1. No
meu entender, o que unifica o percurso polifacetado do Papa Francisco é a luta
por uma Igreja outra ao serviço de um mundo outro. Na crónica do Domingo
passado, tentei uma leitura desse percurso até 2018. Prometi que não deixaria em
branco os anos de 2019 a 2021.
2019 ficou
marcado por três grandes acontecimentos. O primeiro foi a assinatura do
documento Fraternidade Humana pela Paz Mundial e a Convivência Comum,
pelo Papa Francisco e pelo Grão Imame de Al-Azhar, Ahamad al-Tayyeb, em Abu
Dhabi. É um documento extraordinário em si mesmo e ficará, para sempre, como
referência do que devem ser as relações entre cristãos e muçulmanos. Além de
encorajar e fortalecer o diálogo inter-religioso, promove não só o respeito
mútuo, como condena, de forma radical, o terrorismo e a violência em nome de
Deus. Em nome de Deus só se pode fazer o bem.
O segundo acontecimento não é menos importante.
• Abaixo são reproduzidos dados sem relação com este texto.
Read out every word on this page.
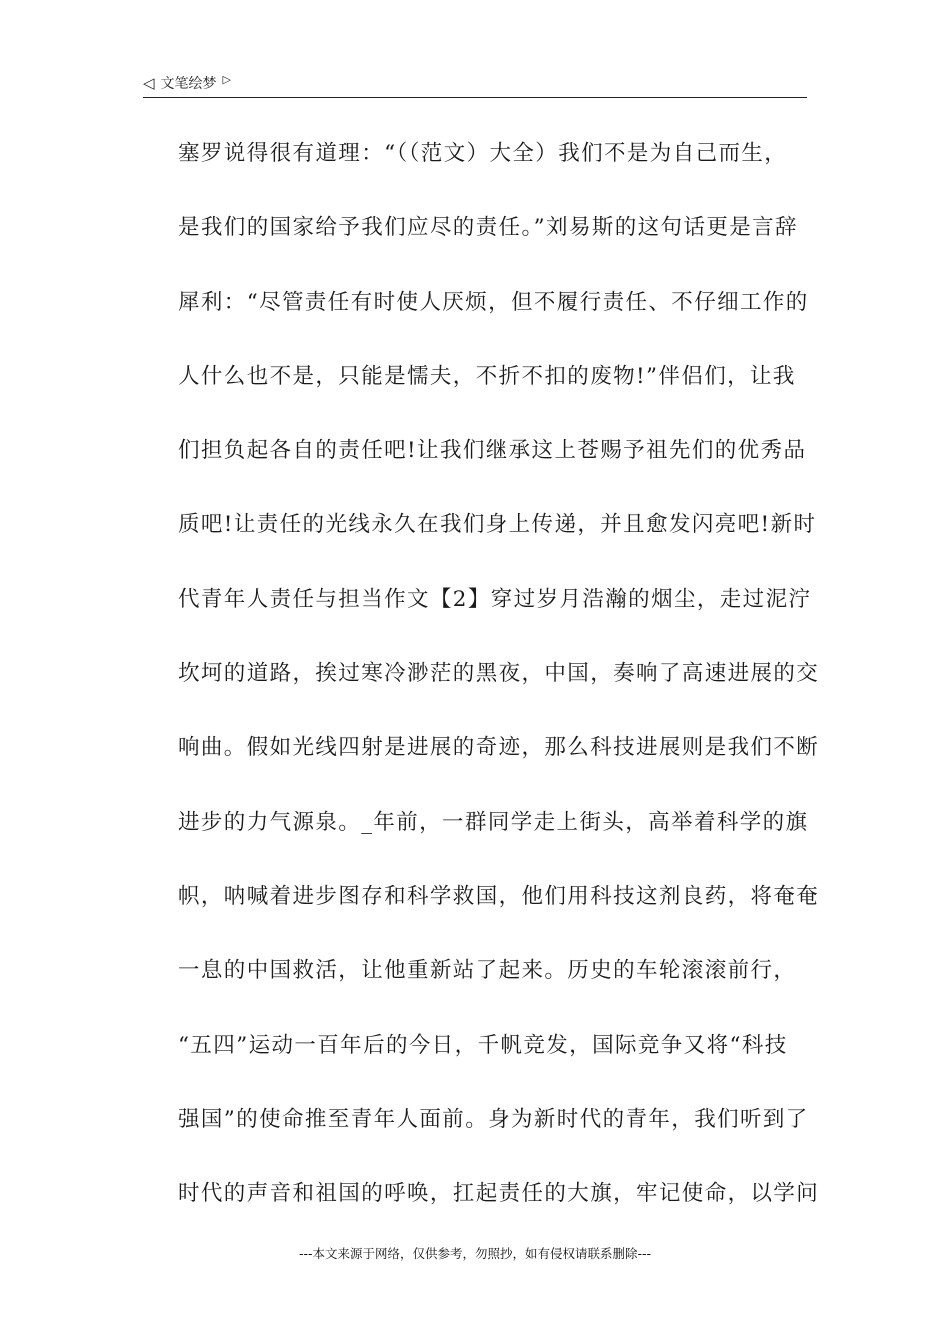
◁ 文笔绘梦 ▷
塞罗说得很有道理：“（（范文）大全）我们不是为自己而生，
是我们的国家给予我们应尽的责任。”刘易斯的这句话更是言辞
犀利：“尽管责任有时使人厌烦，但不履行责任、不仔细工作的
人什么也不是，只能是懦夫，不折不扣的废物!”伴侣们，让我
们担负起各自的责任吧!让我们继承这上苍赐予祖先们的优秀品
质吧!让责任的光线永久在我们身上传递，并且愈发闪亮吧!新时
代青年人责任与担当作文【2】穿过岁月浩瀚的烟尘，走过泥泞
坎坷的道路，挨过寒冷渺茫的黑夜，中国，奏响了高速进展的交
响曲。假如光线四射是进展的奇迹，那么科技进展则是我们不断
进步的力气源泉。_年前，一群同学走上街头，高举着科学的旗
帜，呐喊着进步图存和科学救国，他们用科技这剂良药，将奄奄
一息的中国救活，让他重新站了起来。历史的车轮滚滚前行，
“五四”运动一百年后的今日，千帆竞发，国际竞争又将“科技
强国”的使命推至青年人面前。身为新时代的青年，我们听到了
时代的声音和祖国的呼唤，扛起责任的大旗，牢记使命，以学问
---本文来源于网络，仅供参考，勿照抄，如有侵权请联系删除---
Realizou-se, em Abril, no Vaticano, um retiro espiritual, para os líderes civis
e eclesiásticos do Sudão do Sul. Este encontro espiritual foi concluído com um gesto
impressionante: Francisco ajoelhou-se e beijou os pés do Presidente da
República do Sudão do Sul, Salva Kiir Mayardit, e dos vice-Presidentes
presentes, para implorar o fim definitivo da guerra, neste jovem país
africano.
No âmbito da
busca da unidade dos cristãos, no dia 29 de Junho, o Bispo de Roma doou alguns
fragmentos das relíquias de São Pedro a uma delegação do Patriarcado Ecuménico
de Constantinopla. Numa Carta ao Patriarca Bartolomeu, o Papa sublinhou: Esta
doação representa uma ulterior confirmação do caminho das nossas Igrejas rumo à
unidade.
Em Outubro, foi
realizado, no Vaticano, o Sínodo Especial para a Região Pan-Amazónica, dando
origem à Exortação Apostólica Querida Amazónia, em 2020. O Papa
Francisco não reproduz o documento final. A sua Exortação é uma ressonância
pessoal perante os sonhos que ainda não foram realizados: sonho social, sonho cultural,
sonho ecológico e sonho eclesial. O resultado mais importante deste Sínodo não
foi o que conseguiu. Ficou muito aquém do que era preciso sob o ponto de vista
da inculturação da Igreja, por exemplo. Mas teve o mérito extraordinário de
colocar a Amazónia no horizonte de todas as Igrejas e de todos os povos.
Ainda em 2019,
o Papa não esqueceu as reformas económicas no interior da Cúria que tinham dado
aso a muitos e vergonhosos escândalos. Em Agosto, renovou, com um quirógrafo, o
Estatuto do IOR, nomeando um Revisor externo para controlar as contas do Banco
Vaticano. Esta decisão deu origem, em fins de 2020, a um novo Estatuto da
Autoridade de Informação Financeira, chamada Autoridade de Supervisão e
Informação Financeira (ASIF), como também ao Motu próprio: Sobre
determinadas competências em matéria económica e financeira, com o qual
transferia para a Administração
do Património da Sé Apostólica (APSA) a gestão dos fundos e bens da Secretaria de Estado, inclusive o Óbolo de
São Pedro, a fim de reforçar o controlo da Secretaria para a Economia.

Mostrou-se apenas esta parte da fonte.